Surat terbuka Nurdin Taba kepada Presiden Prabowo Subianto, yang mempertanyakan tegaknya hukum dan keadilan di Indonesia, bukan sekadar ungkapan keprihatinan individu, melainkan cerminan keresahan publik yang semakin meluas. Tuduhan perlakuan hukum yang berbeda antara rakyat biasa dan mereka yang berkuasa, pengaburan pasal, dan vonis yang tidak adil, merupakan isu yang tidak bisa diabaikan.

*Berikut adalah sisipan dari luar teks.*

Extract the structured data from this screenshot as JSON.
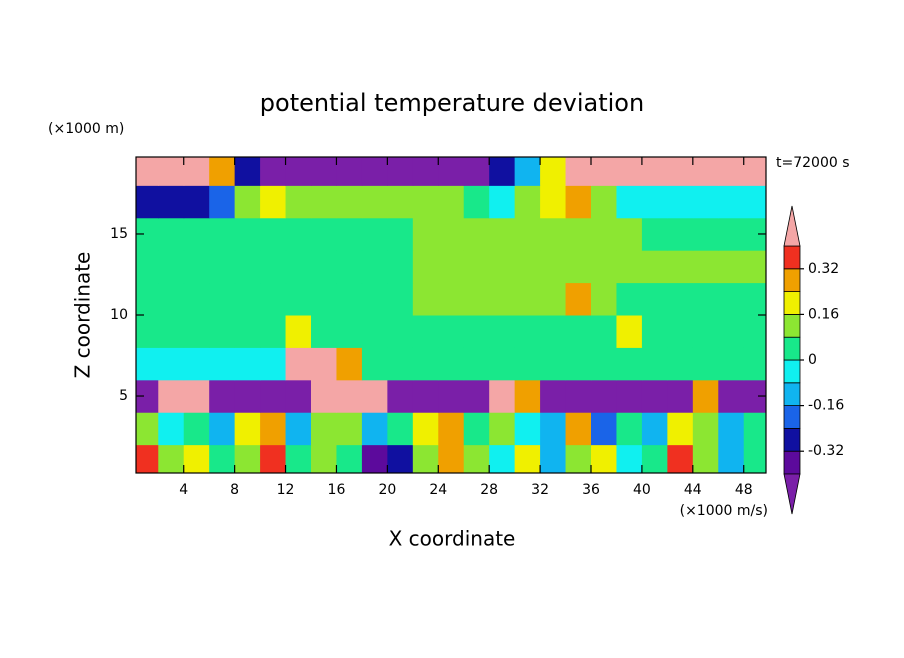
{
  "chart_data": {
    "type": "contour",
    "title": "potential temperature deviation",
    "x_label": "X coordinate",
    "y_label": "Z coordinate",
    "x_units": "(×1000 m/s)",
    "y_units": "(×1000 m)",
    "annotation": "t=72000 s",
    "xlim": [
      0.25,
      49.75
    ],
    "ylim": [
      0.25,
      19.75
    ],
    "xticks": [
      4,
      8,
      12,
      16,
      20,
      24,
      28,
      32,
      36,
      40,
      44,
      48
    ],
    "yticks": [
      5,
      10,
      15
    ],
    "x": [
      1,
      3,
      5,
      7,
      9,
      11,
      13,
      15,
      17,
      19,
      21,
      23,
      25,
      27,
      29,
      31,
      33,
      35,
      37,
      39,
      41,
      43,
      45,
      47,
      49
    ],
    "y": [
      1,
      3,
      5,
      7,
      9,
      11,
      13,
      15,
      17,
      19
    ],
    "z": [
      [
        0.35,
        0.1,
        0.2,
        0.0,
        0.15,
        0.35,
        0.05,
        0.1,
        0.05,
        -0.35,
        -0.3,
        0.1,
        0.3,
        0.1,
        -0.05,
        0.2,
        -0.1,
        0.1,
        0.2,
        -0.05,
        0.05,
        0.35,
        0.1,
        -0.1,
        0.05
      ],
      [
        0.1,
        -0.05,
        0.05,
        -0.1,
        0.2,
        0.3,
        -0.1,
        0.1,
        0.15,
        -0.15,
        0.0,
        0.2,
        0.25,
        0.0,
        0.1,
        -0.05,
        -0.1,
        0.3,
        -0.2,
        0.0,
        -0.1,
        0.2,
        0.1,
        -0.1,
        0.05
      ],
      [
        -0.45,
        0.45,
        0.45,
        -0.45,
        -0.45,
        -0.45,
        -0.45,
        0.45,
        0.45,
        0.45,
        -0.45,
        -0.45,
        -0.45,
        -0.45,
        0.45,
        0.3,
        -0.45,
        -0.45,
        -0.45,
        -0.45,
        -0.45,
        -0.45,
        0.3,
        -0.45,
        -0.45
      ],
      [
        -0.04,
        -0.04,
        -0.04,
        -0.04,
        -0.04,
        -0.04,
        0.45,
        0.45,
        0.3,
        0.03,
        0.03,
        0.03,
        0.03,
        0.03,
        0.03,
        0.03,
        0.03,
        0.03,
        0.03,
        0.03,
        0.03,
        0.03,
        0.03,
        0.03,
        0.03
      ],
      [
        0.04,
        0.04,
        0.04,
        0.04,
        0.04,
        0.04,
        0.2,
        0.04,
        0.04,
        0.04,
        0.04,
        0.04,
        0.04,
        0.04,
        0.04,
        0.04,
        0.04,
        0.04,
        0.04,
        0.2,
        0.04,
        0.04,
        0.04,
        0.04,
        0.04
      ],
      [
        0.04,
        0.04,
        0.04,
        0.04,
        0.04,
        0.04,
        0.04,
        0.04,
        0.04,
        0.04,
        0.04,
        0.1,
        0.1,
        0.1,
        0.1,
        0.1,
        0.1,
        0.3,
        0.1,
        0.04,
        0.04,
        0.04,
        0.04,
        0.04,
        0.04
      ],
      [
        0.04,
        0.04,
        0.04,
        0.04,
        0.04,
        0.04,
        0.04,
        0.04,
        0.04,
        0.04,
        0.04,
        0.1,
        0.1,
        0.1,
        0.1,
        0.1,
        0.1,
        0.1,
        0.1,
        0.1,
        0.1,
        0.1,
        0.1,
        0.1,
        0.1
      ],
      [
        0.04,
        0.04,
        0.04,
        0.04,
        0.04,
        0.04,
        0.04,
        0.04,
        0.04,
        0.04,
        0.04,
        0.1,
        0.1,
        0.1,
        0.1,
        0.1,
        0.1,
        0.1,
        0.1,
        0.1,
        0.04,
        0.04,
        0.04,
        0.04,
        0.04
      ],
      [
        -0.3,
        -0.3,
        -0.3,
        -0.2,
        0.1,
        0.2,
        0.1,
        0.15,
        0.15,
        0.15,
        0.15,
        0.15,
        0.15,
        0.05,
        -0.05,
        0.1,
        0.2,
        0.25,
        0.1,
        -0.05,
        -0.05,
        -0.05,
        -0.05,
        -0.05,
        -0.05
      ],
      [
        0.45,
        0.45,
        0.45,
        0.3,
        -0.3,
        -0.45,
        -0.45,
        -0.45,
        -0.45,
        -0.45,
        -0.45,
        -0.45,
        -0.45,
        -0.45,
        -0.3,
        -0.1,
        0.2,
        0.45,
        0.45,
        0.45,
        0.45,
        0.45,
        0.45,
        0.45,
        0.45
      ]
    ],
    "levels": [
      -0.4,
      -0.32,
      -0.24,
      -0.16,
      -0.08,
      0,
      0.08,
      0.16,
      0.24,
      0.32,
      0.4
    ],
    "colors": [
      "#7a1fa8",
      "#5c0a9c",
      "#1010a0",
      "#1a64e8",
      "#10b4f0",
      "#10f0f0",
      "#18e88a",
      "#8ce632",
      "#f0f000",
      "#f0a000",
      "#f03020",
      "#f4a6a6"
    ],
    "colorbar_ticks": [
      -0.32,
      -0.16,
      0,
      0.16,
      0.32
    ]
  }
}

Kepercayaan publik terhadap sistem peradilan merupakan pilar fundamental bagi sebuah negara demokrasi. Ketika kepercayaan itu tergerus – seperti yang diungkapkan Nurdin Taba – maka legitimasi negara sendiri terancam. Proses hukum yang dianggap tidak adil akan menimbulkan rasa ketidakadilan, menumbuhkan ketidakpercayaan, dan pada akhirnya dapat memicu instabilitas.

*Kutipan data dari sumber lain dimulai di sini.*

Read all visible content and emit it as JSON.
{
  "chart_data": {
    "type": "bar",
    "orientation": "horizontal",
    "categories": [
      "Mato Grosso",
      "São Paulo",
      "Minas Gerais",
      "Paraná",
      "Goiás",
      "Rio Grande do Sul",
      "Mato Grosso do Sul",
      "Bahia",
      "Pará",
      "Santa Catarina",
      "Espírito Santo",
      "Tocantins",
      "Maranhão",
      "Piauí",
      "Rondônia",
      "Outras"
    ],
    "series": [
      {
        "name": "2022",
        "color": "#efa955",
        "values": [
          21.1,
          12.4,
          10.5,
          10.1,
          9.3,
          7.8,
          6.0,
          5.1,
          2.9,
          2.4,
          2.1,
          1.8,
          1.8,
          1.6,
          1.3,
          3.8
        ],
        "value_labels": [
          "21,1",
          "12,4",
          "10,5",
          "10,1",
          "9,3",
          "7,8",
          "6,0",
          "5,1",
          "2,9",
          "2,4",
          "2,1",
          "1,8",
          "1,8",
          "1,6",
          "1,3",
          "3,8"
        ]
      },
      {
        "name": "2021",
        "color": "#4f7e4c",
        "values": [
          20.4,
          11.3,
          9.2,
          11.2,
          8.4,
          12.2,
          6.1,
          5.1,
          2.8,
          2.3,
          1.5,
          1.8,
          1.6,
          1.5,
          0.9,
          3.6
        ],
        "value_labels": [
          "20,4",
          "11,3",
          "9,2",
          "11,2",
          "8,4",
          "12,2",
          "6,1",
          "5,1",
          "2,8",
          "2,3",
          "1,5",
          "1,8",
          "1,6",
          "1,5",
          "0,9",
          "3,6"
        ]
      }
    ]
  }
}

Presiden Prabowo memiliki tanggung jawab moral dan konstitusional untuk menangani isu ini dengan serius. Janji-janji kampanye tentang reformasi hukum harus diterjemahkan ke dalam aksi nyata. Ini memerlukan lebih dari sekadar pernyataan tegas; diperlukan langkah-langkah konkret untuk memperkuat independensi lembaga penegak hukum, memperbaiki proses peradilan, dan menjamin akses keadilan bagi semua lapisan masyarakat.
Reformasi hukum bukan tugas mudah. Ia memerlukan komitmen yang kuat, keberanian untuk menghadapi kepentingan kelompok tertentu, dan kerja sama antar lembaga negara. Namun, tanpa reformasi yang nyata dan berkelanjutan, cita-cita Indonesia sebagai negara hukum yang adil dan bermartabat akan tetap menjadi mimpi yang sulit diwujudkan. Presiden Prabowo harus membuktikan keseriusannya dalam mewujudkan hukum yang benar-benar berpihak kepada keadilan, bukan kepada kekuasaan. Masa kepemimpinannya akan diukur dari seberapa jauh ia berhasil menjawab tantangan berat ini.